His example: bread production might have low margins but a high contribution ratio (people need bread, it creates jobs). Yo-yos might have great margins but a low contribution ratio. Social calculus would shift incentives through differentiated loans, interest rates, and taxes to make bread more attractive to invest in.
Is this practical? Debatable. But the framework forces a good question: what are we actually rewarding, and is that what we should be rewarding?
Putting It All Together
At the end of the chapter, Gharajedaghi summarizes what it takes to manage a multiminded system:
- Align member interests with the purpose of the whole (and vice versa)

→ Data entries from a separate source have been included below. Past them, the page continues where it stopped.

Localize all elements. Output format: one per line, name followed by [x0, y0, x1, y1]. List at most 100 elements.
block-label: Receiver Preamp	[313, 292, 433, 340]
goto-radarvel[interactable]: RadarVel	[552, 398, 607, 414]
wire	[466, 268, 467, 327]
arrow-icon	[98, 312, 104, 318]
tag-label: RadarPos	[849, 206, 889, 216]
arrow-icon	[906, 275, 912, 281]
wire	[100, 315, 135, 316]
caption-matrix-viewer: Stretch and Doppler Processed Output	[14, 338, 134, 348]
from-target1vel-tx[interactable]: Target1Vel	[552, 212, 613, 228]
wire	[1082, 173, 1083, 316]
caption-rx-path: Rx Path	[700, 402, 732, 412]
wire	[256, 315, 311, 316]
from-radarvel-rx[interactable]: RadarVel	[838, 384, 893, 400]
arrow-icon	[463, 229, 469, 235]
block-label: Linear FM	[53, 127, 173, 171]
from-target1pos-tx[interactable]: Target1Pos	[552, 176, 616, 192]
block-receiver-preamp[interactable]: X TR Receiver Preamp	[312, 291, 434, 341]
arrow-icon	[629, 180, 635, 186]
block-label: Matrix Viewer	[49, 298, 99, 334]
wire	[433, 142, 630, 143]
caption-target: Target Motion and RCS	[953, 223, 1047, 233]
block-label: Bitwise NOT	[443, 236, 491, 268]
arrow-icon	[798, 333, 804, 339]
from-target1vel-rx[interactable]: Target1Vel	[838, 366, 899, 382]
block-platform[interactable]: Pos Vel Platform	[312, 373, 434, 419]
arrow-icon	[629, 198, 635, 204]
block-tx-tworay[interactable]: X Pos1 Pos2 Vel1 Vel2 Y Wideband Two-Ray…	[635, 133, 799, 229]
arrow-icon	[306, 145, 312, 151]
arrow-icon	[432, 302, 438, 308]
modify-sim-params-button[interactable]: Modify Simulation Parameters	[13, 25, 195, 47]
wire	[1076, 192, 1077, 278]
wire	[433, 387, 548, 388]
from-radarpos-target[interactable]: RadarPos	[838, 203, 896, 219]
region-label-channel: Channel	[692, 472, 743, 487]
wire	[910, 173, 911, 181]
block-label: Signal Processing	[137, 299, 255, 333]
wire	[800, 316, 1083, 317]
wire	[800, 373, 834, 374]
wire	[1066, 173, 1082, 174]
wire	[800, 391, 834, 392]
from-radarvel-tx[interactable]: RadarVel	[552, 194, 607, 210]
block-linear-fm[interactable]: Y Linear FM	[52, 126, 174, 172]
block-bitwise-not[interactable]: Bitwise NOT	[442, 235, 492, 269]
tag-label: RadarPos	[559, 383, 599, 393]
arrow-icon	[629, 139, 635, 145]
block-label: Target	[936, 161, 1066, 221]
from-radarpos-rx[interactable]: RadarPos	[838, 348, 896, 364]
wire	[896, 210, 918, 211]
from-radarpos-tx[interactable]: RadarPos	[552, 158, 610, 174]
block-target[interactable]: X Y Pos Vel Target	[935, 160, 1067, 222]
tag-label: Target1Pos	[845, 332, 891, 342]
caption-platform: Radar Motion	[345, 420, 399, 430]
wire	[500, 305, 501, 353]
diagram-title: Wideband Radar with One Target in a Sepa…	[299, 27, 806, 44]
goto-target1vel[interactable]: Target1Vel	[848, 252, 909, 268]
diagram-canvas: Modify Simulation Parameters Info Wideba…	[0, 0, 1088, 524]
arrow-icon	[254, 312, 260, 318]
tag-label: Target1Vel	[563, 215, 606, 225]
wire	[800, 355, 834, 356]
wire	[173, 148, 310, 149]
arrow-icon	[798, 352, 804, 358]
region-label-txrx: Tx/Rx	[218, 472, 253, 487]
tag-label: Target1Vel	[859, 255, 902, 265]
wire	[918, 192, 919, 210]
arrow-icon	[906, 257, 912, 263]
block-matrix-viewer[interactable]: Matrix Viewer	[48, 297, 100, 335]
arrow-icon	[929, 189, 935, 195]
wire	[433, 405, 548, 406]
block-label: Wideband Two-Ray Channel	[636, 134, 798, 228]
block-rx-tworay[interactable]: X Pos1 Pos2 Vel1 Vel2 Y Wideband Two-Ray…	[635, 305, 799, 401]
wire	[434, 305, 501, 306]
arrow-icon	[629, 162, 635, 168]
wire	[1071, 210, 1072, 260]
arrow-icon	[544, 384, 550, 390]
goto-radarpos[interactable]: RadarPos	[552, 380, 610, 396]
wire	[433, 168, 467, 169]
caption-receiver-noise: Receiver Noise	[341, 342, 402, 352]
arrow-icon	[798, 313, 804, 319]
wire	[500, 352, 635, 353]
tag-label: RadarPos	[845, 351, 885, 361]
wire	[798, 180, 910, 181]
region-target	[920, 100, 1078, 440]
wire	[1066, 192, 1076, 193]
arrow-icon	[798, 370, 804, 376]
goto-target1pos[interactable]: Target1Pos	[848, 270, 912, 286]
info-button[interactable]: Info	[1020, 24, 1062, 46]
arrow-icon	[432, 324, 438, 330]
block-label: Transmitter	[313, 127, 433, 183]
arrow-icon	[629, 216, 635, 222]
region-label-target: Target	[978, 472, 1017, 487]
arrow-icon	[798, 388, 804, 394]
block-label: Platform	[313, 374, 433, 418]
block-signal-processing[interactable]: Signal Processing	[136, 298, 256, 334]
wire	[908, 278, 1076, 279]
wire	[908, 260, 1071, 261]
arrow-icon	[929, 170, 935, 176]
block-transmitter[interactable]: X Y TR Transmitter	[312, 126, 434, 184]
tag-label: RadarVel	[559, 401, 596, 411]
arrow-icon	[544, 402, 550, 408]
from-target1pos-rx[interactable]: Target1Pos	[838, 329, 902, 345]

- Empower through duplication of power, not abdication
- Separate control from service and turn it into a learning function
- Prevent win/lose struggles and dissolve paralyzing conflicts
These four points tie together everything from both parts of Chapter 3. The systems dimensions aren’t separate topics. They’re interconnected aspects of the same challenge: how do you create an organization where independent, purposeful people can work together without someone standing over them?
The answer is design. Not control, not compromise, not wishful thinking. Intentional design of decision systems, measurement systems, and learning systems that make cooperation the natural path. That’s what makes this chapter one of the most practical in the entire book.